Hannibal è una serie televisiva americana creata da Bryan Fuller per tre stagioni e 39 episodi. Andata in onda tra 2013 e 15, in Italia è oggi su Prime Video di Amazon. La storia ricrea l’immaginario universo legato alla mitica figura di Hannibal Lecter. Lo psichiatra cannibale nato nei romanzi di Thomas Harris e portato alla ribalta globale dal cinema, soprattutto con Il silenzio degli innocenti nel 1991. Sulla nascita della moderna figura del serial killer abbiamo pubblicato un approfondimento, qui.

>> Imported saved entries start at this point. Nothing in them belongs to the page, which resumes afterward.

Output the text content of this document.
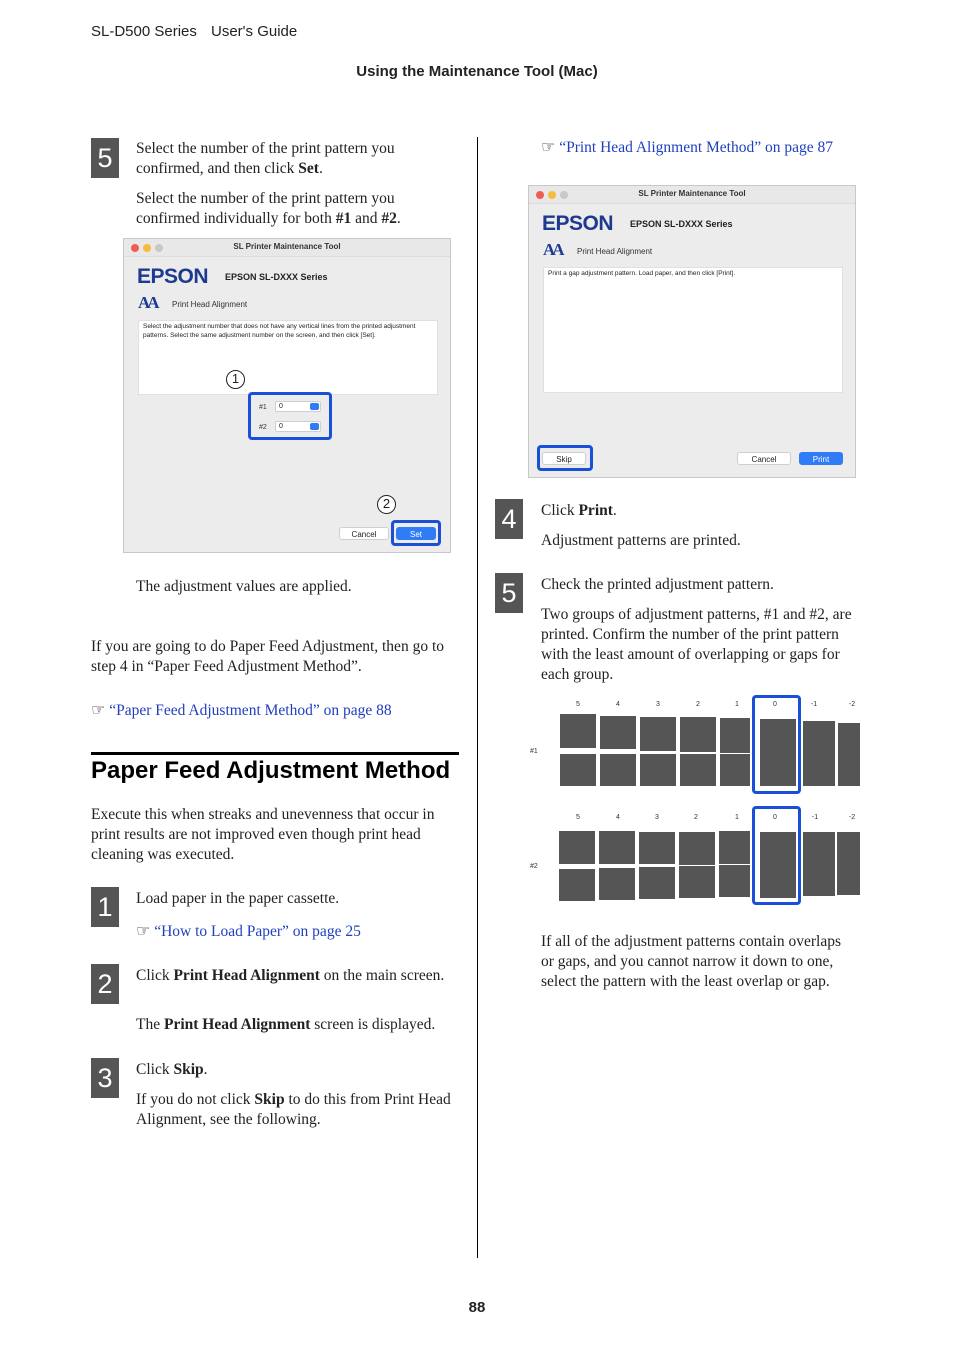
SL-D500 Series User's Guide
Using the Maintenance Tool (Mac)
5	Select the number of the print pattern you confirmed, and then click Set.

Select the number of the print pattern you confirmed individually for both #1 and #2.

SL Printer Maintenance Tool
EPSON EPSON SL-DXXX Series
AA Print Head Alignment
Select the adjustment number that does not have any vertical lines from the printed adjustment patterns. Select the same adjustment number on the screen, and then click [Set].
1
#1	0
#2	0
2
Cancel	Set

The adjustment values are applied.

If you are going to do Paper Feed Adjustment, then go to step 4 in “Paper Feed Adjustment Method”.

☞ “Paper Feed Adjustment Method” on page 88

Paper Feed Adjustment Method

Execute this when streaks and unevenness that occur in print results are not improved even though print head cleaning was executed.

1	Load paper in the paper cassette.

☞ “How to Load Paper” on page 25

2	Click Print Head Alignment on the main screen.

The Print Head Alignment screen is displayed.

3	Click Skip.

If you do not click Skip to do this from Print Head Alignment, see the following.

☞ “Print Head Alignment Method” on page 87

SL Printer Maintenance Tool
EPSON EPSON SL-DXXX Series
AA Print Head Alignment
Print a gap adjustment pattern. Load paper, and then click [Print].
Skip	Cancel	Print
4	Click Print.

Adjustment patterns are printed.

5	Check the printed adjustment pattern.

Two groups of adjustment patterns, #1 and #2, are printed. Confirm the number of the print pattern with the least amount of overlapping or gaps for each group.

#1
#2
5	4	3	2	1	0	-1	-2
5	4	3	2	1	0	-1	-2

If all of the adjustment patterns contain overlaps or gaps, and you cannot narrow it down to one, select the pattern with the least overlap or gap.

88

Lo show, nonostante il notevole successo della maggior parte dei precedenti lungometraggi (Manhunter, Red Dragon ecc…) e a dispetto dell’affiliazione a un network istituzionale per gli USA come la NBC, è una sorta di psico thriller a tinte horror talmente macabro e disturbante da aver allontanato una buona parte del pubblico. Divenendo così, suo malgrado, un cult più o meno elitario. Ragione per cui la quarta e conclusiva stagione, anche se fortemente auspicata da cast e autore (in verità non nuovo alla cancellazione delle sue creazioni: Dead like me, Pushing Daisies…) e per lungo tempo favoleggiata in e dalla rete, non ha ancora visto la luce (peccato ma chissà – mai dire mai?).
[Qui il trailer italiano della serie]
Onirico, filosofico, mentale… ma non poliziesco
Hannibal è stato senza dubbio un unicum nel panorama seriale, e anche questa è stata e tuttora è la sua croce e la sua delizia. Innanzitutto, sebbene la serie abbia spesso a che fare con FBI e serial killer, non è minimamente riducibile al genere poliziesco.
Mentale, filosofica, onirica… questo sì. Meglio però cominciare da qualche parte.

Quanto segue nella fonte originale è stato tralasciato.